In this project, Windlab will use upstream LIDAR wind profile measurements to augment (supervisory control and data acquisition) SCADA information currently provided to the machine learning algorithms used in 5-minute-ahead wind forecasts. This project involves using LIDAR wind profilers to map out the best locations to take upstream measurements and the extent to which those upstream measurements can increase the accuracy of 5-minute-ahead wind forecasts.
How the project works
Windlab will install two LIDARs with portable remote power supplies in areas with quite different wind climates – one at their Kiata Wind Farm in Victoria and the other at Kennedy Energy Park in Queensland. The LIDARs will measure profiles of the wind speed and direction at 1-minute intervals. The LIDAR installations will use long-distance WiFi links to the respective wind farm SCADA systems to provide upstream measurements to be fed into the forecasting algorithms used in 5-minute-ahead wind forecasts.
The LIDARs will be moved periodically to locations determined using upstream probability projection maps, based on the measured wind climate. At each of these locations, the sensitivity of the forecasting algorithms to the upstream measurements will be determined and validated against expected values. The outcome of this exercise is intended to be a validated map of the strongest areas of sensitivity of 5-minute-ahead forecasts to upstream measurements. This in turn will provide a plan for where inexpensive permanent measurement can be located surrounding the wind farm to provide the most accuracy benefit for the least cost of additional measurements.
Area of innovation
The scientific literature contains a number of examples of the use of forward-looking LIDARs to forecast upstream variations in the wind speed and direction. These LIDAR’s are aimed horizontally and provide an upstream picture/slice of the approaching flow – essentially a deterministic approach. The ideal installation of this type would have a LIDAR on the nose of each wind turbine, an extremely expensive prospect.
Here we are deviating from the above in two main ways. The first is that we are looking at the vertical structure of the atmosphere at a number of points (in contrast to a horizontal slice of information at a single level) and using that information in statistical/machine learning algorithms to increase the accuracy of 5-minute-ahead wind forecasts.
The second and related way is that we are aiming to provide a strategy for the placement and operation of a number of inexpensive measurement devices that could be installed in the region surrounding a wind farm. This in turn is expected to lead to a cost-effective way of increasing 5-minute-ahead forecasts and in turn leading reducing causer pays costs.
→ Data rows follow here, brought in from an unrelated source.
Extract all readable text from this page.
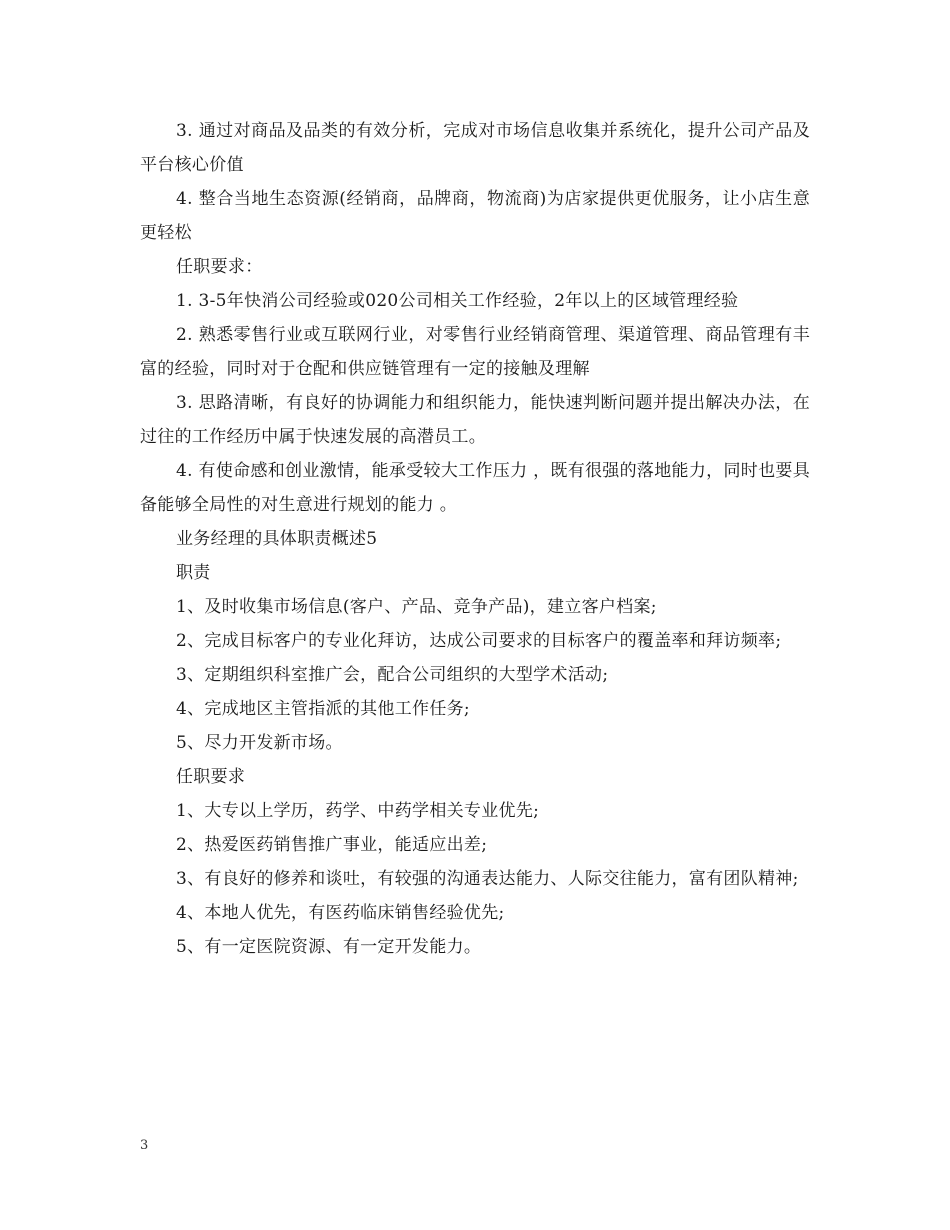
3. 通过对商品及品类的有效分析，完成对市场信息收集并系统化，提升公司产品及平台核心价值

4. 整合当地生态资源(经销商，品牌商，物流商)为店家提供更优服务，让小店生意更轻松

任职要求：

1. 3-5年快消公司经验或020公司相关工作经验，2年以上的区域管理经验

2. 熟悉零售行业或互联网行业，对零售行业经销商管理、渠道管理、商品管理有丰富的经验，同时对于仓配和供应链管理有一定的接触及理解

3. 思路清晰，有良好的协调能力和组织能力，能快速判断问题并提出解决办法，在过往的工作经历中属于快速发展的高潜员工。

4. 有使命感和创业激情，能承受较大工作压力 ，既有很强的落地能力，同时也要具备能够全局性的对生意进行规划的能力 。

业务经理的具体职责概述5

职责

1、及时收集市场信息(客户、产品、竞争产品)，建立客户档案;

2、完成目标客户的专业化拜访，达成公司要求的目标客户的覆盖率和拜访频率;

3、定期组织科室推广会，配合公司组织的大型学术活动;

4、完成地区主管指派的其他工作任务;

5、尽力开发新市场。

任职要求

1、大专以上学历，药学、中药学相关专业优先;

2、热爱医药销售推广事业，能适应出差;

3、有良好的修养和谈吐，有较强的沟通表达能力、人际交往能力，富有团队精神;

4、本地人优先，有医药临床销售经验优先;

5、有一定医院资源、有一定开发能力。

3
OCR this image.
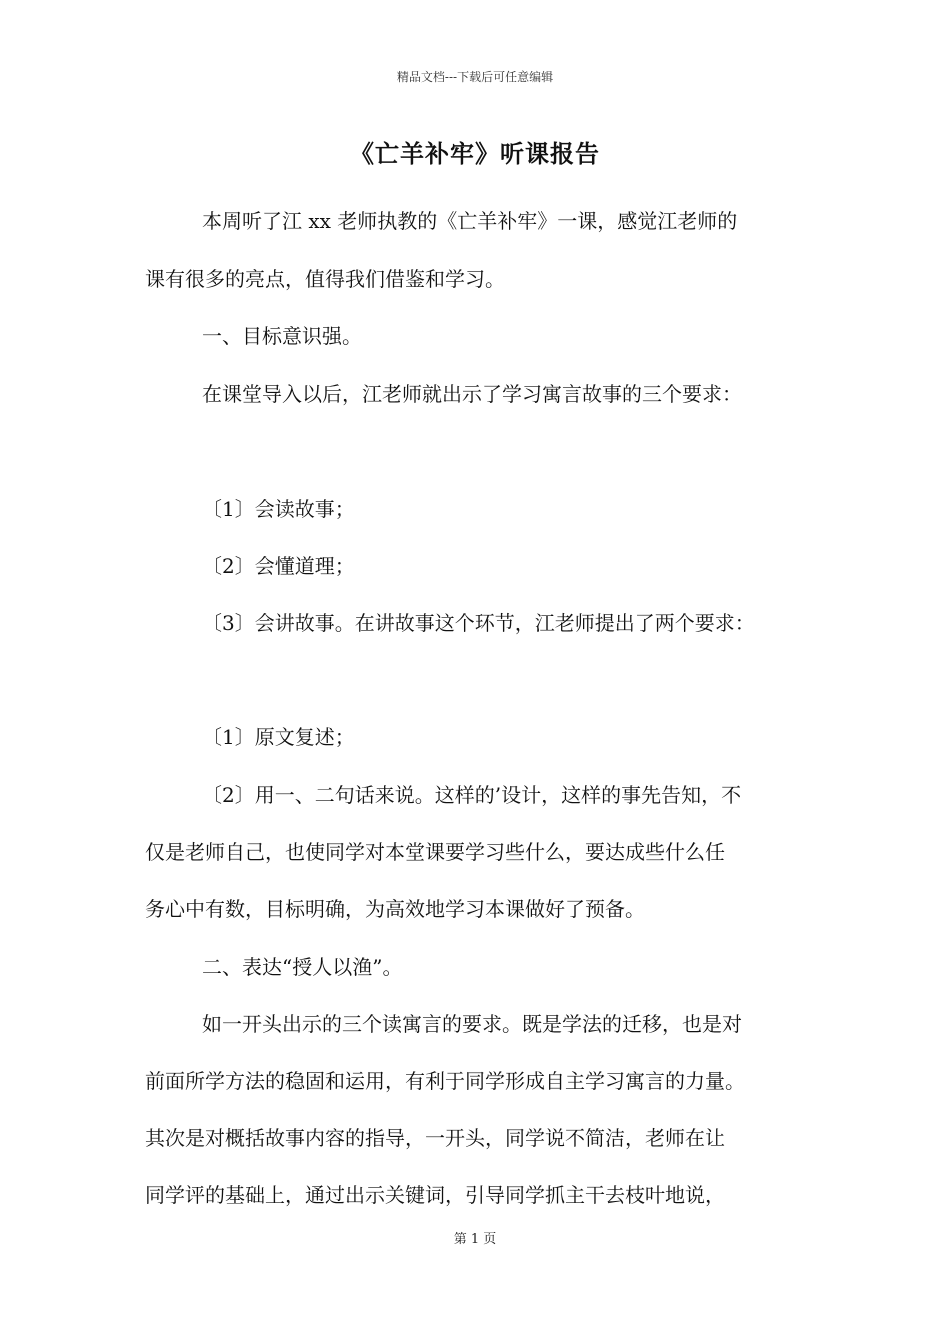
精品文档---下载后可任意编辑
《亡羊补牢》听课报告
本周听了江 xx 老师执教的《亡羊补牢》一课，感觉江老师的
课有很多的亮点，值得我们借鉴和学习。
一、目标意识强。
在课堂导入以后，江老师就出示了学习寓言故事的三个要求：
〔1〕会读故事；
〔2〕会懂道理；
〔3〕会讲故事。在讲故事这个环节，江老师提出了两个要求：
〔1〕原文复述；
〔2〕用一、二句话来说。这样的’设计，这样的事先告知，不
仅是老师自己，也使同学对本堂课要学习些什么，要达成些什么任
务心中有数，目标明确，为高效地学习本课做好了预备。
二、表达“授人以渔”。
如一开头出示的三个读寓言的要求。既是学法的迁移，也是对
前面所学方法的稳固和运用，有利于同学形成自主学习寓言的力量。
其次是对概括故事内容的指导，一开头，同学说不简洁，老师在让
同学评的基础上，通过出示关键词，引导同学抓主干去枝叶地说，
第 1 页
The key to the broad uptake of any method for increasing 5-minute-ahead forecasting accuracy and thereby facilitating increased penetration of renewables (semi-scheduled generation), is economic incentive. In this context that amounts to enabling wind farm operators to make inexpensive measurements – likely to be low mast based ones – that lead to increased forecast accuracy and commensurate reductions in causer pays fees.
In this project Windlab intends to develop a methodology for positioning inexpensive upstream measurements in a way that maximises their effectiveness at increasing 5-minute-ahead wind forecasts. If the economics of implementing these measurement capabilities are attractive in the context of sufficiently reducing causer pays fees, Windlab intends to use the methodology in managing the assets under its management. Another avenue would be to offer a range of services based on the methodology. These could range from placement advice to full turn-key installations and SCADA integration of upstream measurements and potentially a full forecasting service.